NBIC, Nano-Bio-Info-Cogno.
Was zunächst wie eine Erfindung von Geraldine und mir klingt, ist die Bezeichnung eines von der NSF (National Science Foundation) und des DOC (Department of Commerce) gesponsorten und forcierten US- Großprojekts. Florian Rötzer, Chefredakteur bei der hervorragenden Internetzeitschrift telepolis, war einer der ersten in Deutschland, der von NBIC** berichtete.
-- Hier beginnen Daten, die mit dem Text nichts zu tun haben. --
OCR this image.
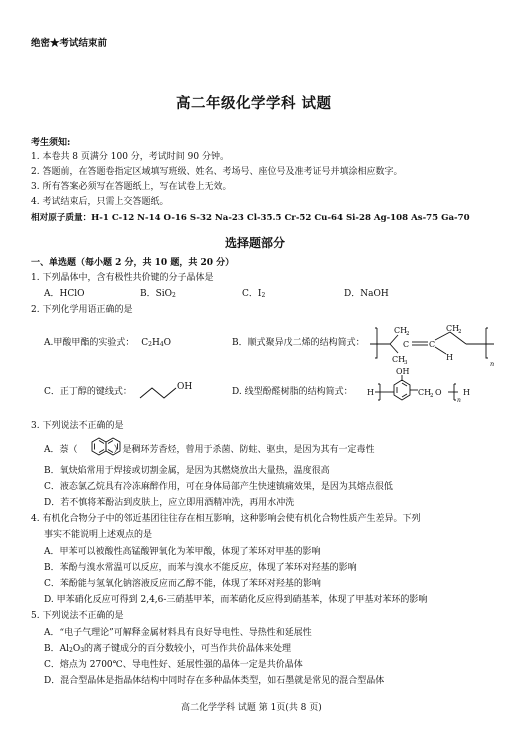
绝密★考试结束前
高二年级化学学科 试题
考生须知:
1. 本卷共 8 页满分 100 分，考试时间 90 分钟。
2. 答题前，在答题卷指定区域填写班级、姓名、考场号、座位号及准考证号并填涂相应数字。
3. 所有答案必须写在答题纸上，写在试卷上无效。
4. 考试结束后，只需上交答题纸。
相对原子质量：H-1 C-12 N-14 O-16 S-32 Na-23 Cl-35.5 Cr-52 Cu-64 Si-28 Ag-108 As-75 Ga-70
选择题部分
一、单选题（每小题 2 分，共 10 题，共 20 分）
1. 下列晶体中，含有极性共价键的分子晶体是
A．HClO	B．SiO2	C．I2	D．NaOH
2. 下列化学用语正确的是
A.甲酸甲酯的实验式： C2H4O	B．顺式聚异戊二烯的结构简式：
CH
2
C C
CH
2
CH
3
H
n
C．正丁醇的键线式：	OH	D. 线型酚醛树脂的结构简式：
OH
H	CH
2 O
n
H
3. 下列说法不正确的是
A．萘（	）是稠环芳香烃，曾用于杀菌、防蛀、驱虫，是因为其有一定毒性
B．氧炔焰常用于焊接或切割金属，是因为其燃烧放出大量热，温度很高
C．液态氯乙烷具有冷冻麻醉作用，可在身体局部产生快速镇痛效果，是因为其熔点很低
D．若不慎将苯酚沾到皮肤上，应立即用酒精冲洗，再用水冲洗
4. 有机化合物分子中的邻近基团往往存在相互影响，这种影响会使有机化合物性质产生差异。下列
事实不能说明上述观点的是
A．甲苯可以被酸性高锰酸钾氧化为苯甲酸，体现了苯环对甲基的影响
B．苯酚与溴水常温可以反应，而苯与溴水不能反应，体现了苯环对羟基的影响
C．苯酚能与氢氧化钠溶液反应而乙醇不能，体现了苯环对羟基的影响
D. 甲苯硝化反应可得到 2,4,6-三硝基甲苯，而苯硝化反应得到硝基苯，体现了甲基对苯环的影响
5. 下列说法不正确的是
A．“电子气理论”可解释金属材料具有良好导电性、导热性和延展性
B．Al2O3的离子键成分的百分数较小，可当作共价晶体来处理
C．熔点为 2700℃、导电性好、延展性强的晶体一定是共价晶体
D．混合型晶体是指晶体结构中同时存在多种晶体类型，如石墨就是常见的混合型晶体
高二化学学科 试题 第 1页(共 8 页)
NBIC erschien mir wie eine Weiterführung von bioreactor und ich koppelte die beiden Großprojekte in einem kühnen Entwurf. Ich erfüllte mir einen infantilen Wunsch und machte Geraldine und mich in einer vereinnahmenden Geste zu den Initiatoren von NBIC, die sich dann allerdings vom NBIC Projekt zurückzogen, mit diversen unvorhersehbaren Folgen. In einem begehbaren Comic** wurde die phantasmagorische NBIC-bioreactor Story von der Anfangsinitiative, dem Aufstieg der Firma bioreactor, der Parallelaktion NBIC und dem Abfall und Rückzug der bioreactor Firmengründer beschrieben. Hierfür hatte ich Bilder der Serie MACRO** aus den letzten Jahren leicht zurechtgestutzt, um sie ins Projekt einzubringen. Das Ganze konterkarierte ich mit Originalzitaten von NBIC Wissenschaftlern und passenden Bemerkungen einiger Lieblingsautoren, so eine Art Heldenflüsterhalle.
Die Zitate hingen buchstäblich in der Luft.
Es entstand so etwas wie ein Raum von Anspielungen, Geflüster, Verweisen, Traumsplittern, Wissenschaftscontainern, Begriffswäldchen.
Hier hab ich mir einen Wunsch erfüllt: begehbare Comics zu bauen.
Anfang Dezember 2002 bauten Geraldine und ich alles wieder ab. Die bioreactor Seite wird noch 1 Jahr unter http://www.bioreactor.de im Netz stehen.
Ich wünsche noch einen angenehmen Tag. Keep cool.